LJ: I like soccer, rugby and I really like Ferrari even if theyre above and beyond. I like all sports and would love to see all of these live. Mechanical sports fascinate me, Id love to pilot though I doubt Id be any good as a racer, I dont have the qualities for it though I like to drive fast!
CN: Next year?
LJ: A change, a change that I have to navigate, to orient myself properly. The most important thing is my family, but Im sure Ill be close to the cycling community as well. Why not be directeur sportif for a womens team? I like womens sports, I have two daughters and I encourage them to participate in sports, its a good school. As for womens cycling, I regret that the media considers it less important; the effort is the same. Its a shame that the media separates the two disciplines I enjoy womens sports as well
CN: If you had a few questions to ask Laurent Jalabert?

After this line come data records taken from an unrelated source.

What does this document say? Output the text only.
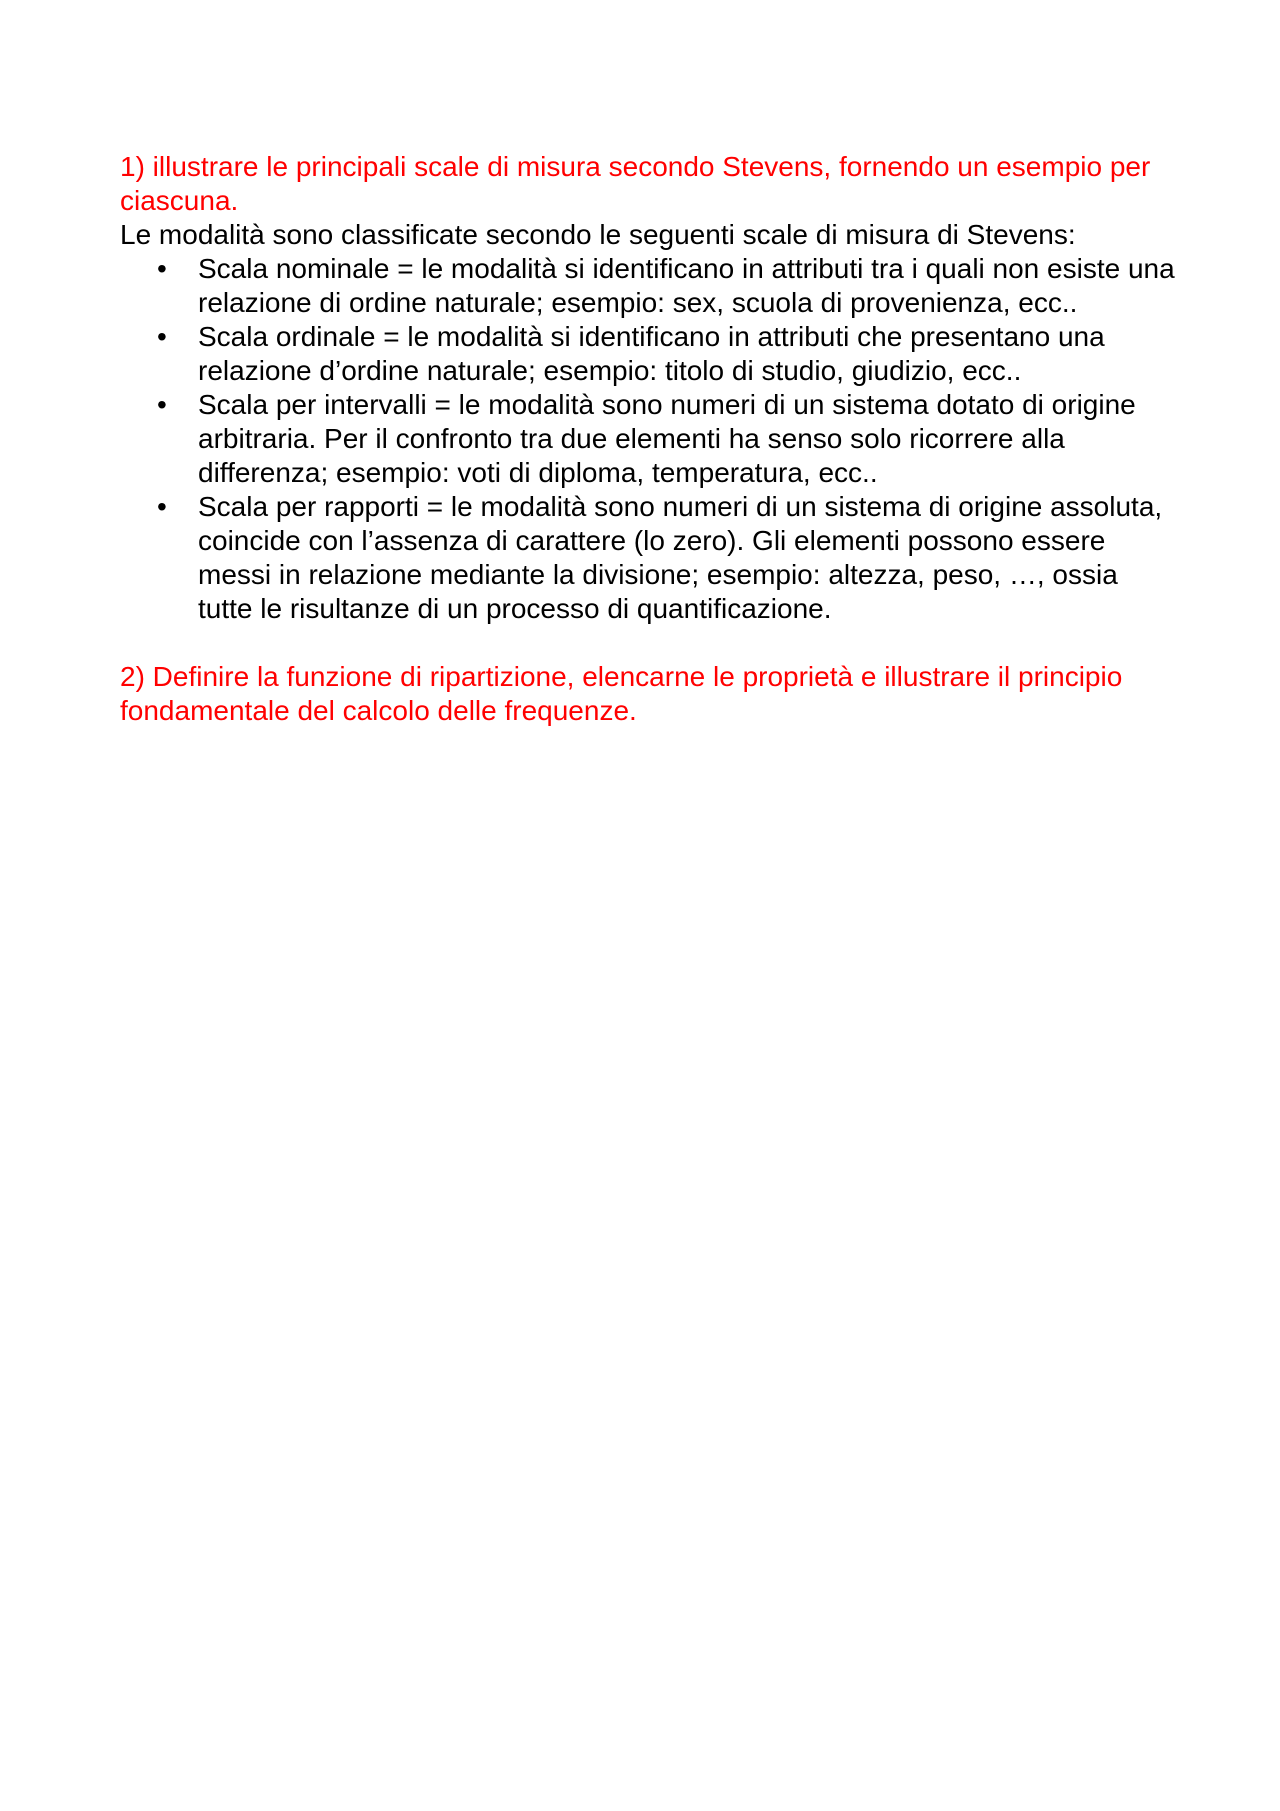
1) illustrare le principali scale di misura secondo Stevens, fornendo un esempio per ciascuna.

Le modalità sono classificate secondo le seguenti scale di misura di Stevens:

• Scala nominale = le modalità si identificano in attributi tra i quali non esiste una relazione di ordine naturale; esempio: sex, scuola di provenienza, ecc..
• Scala ordinale = le modalità si identificano in attributi che presentano una relazione d’ordine naturale; esempio: titolo di studio, giudizio, ecc..
• Scala per intervalli = le modalità sono numeri di un sistema dotato di origine arbitraria. Per il confronto tra due elementi ha senso solo ricorrere alla differenza; esempio: voti di diploma, temperatura, ecc..
• Scala per rapporti = le modalità sono numeri di un sistema di origine assoluta, coincide con l’assenza di carattere (lo zero). Gli elementi possono essere messi in relazione mediante la divisione; esempio: altezza, peso, …, ossia tutte le risultanze di un processo di quantificazione.

2) Definire la funzione di ripartizione, elencarne le proprietà e illustrare il principio fondamentale del calcolo delle frequenze.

LJ: In my life, I dont really ask myself too many questions about what Im doing. I decide, I go, maybe by instinct but I move forward and so far... it seems to be working
CN: At Zolder youre riding the TT and road?
LJ: Just the road. Ive taken too many thrashings in time trials lately and there are other French guys more motivated than me, so Id rather just concentrate on the road.
CN: Are there any new Jajas or Armstrongs in the peloton?
LJ: There are a lot of newcomers that have the quality, if theyre well-handled, well-managed, not over-raced and so on. There are some really good fighters. They have all it takes, and over the next four or five years theyll get there. Just behind there seems to be a small gap, but time goes on and at the end of one era another begins.
CN: Was there anything in particular that made you say, stop?
LJ: My family really. My daughter is 11 and soon she may have boyfriends and I didnt really see her grow up so I want to be around. Im lucky to have a family that has allowed me to live my career to its fullest, now its time for me to give some back.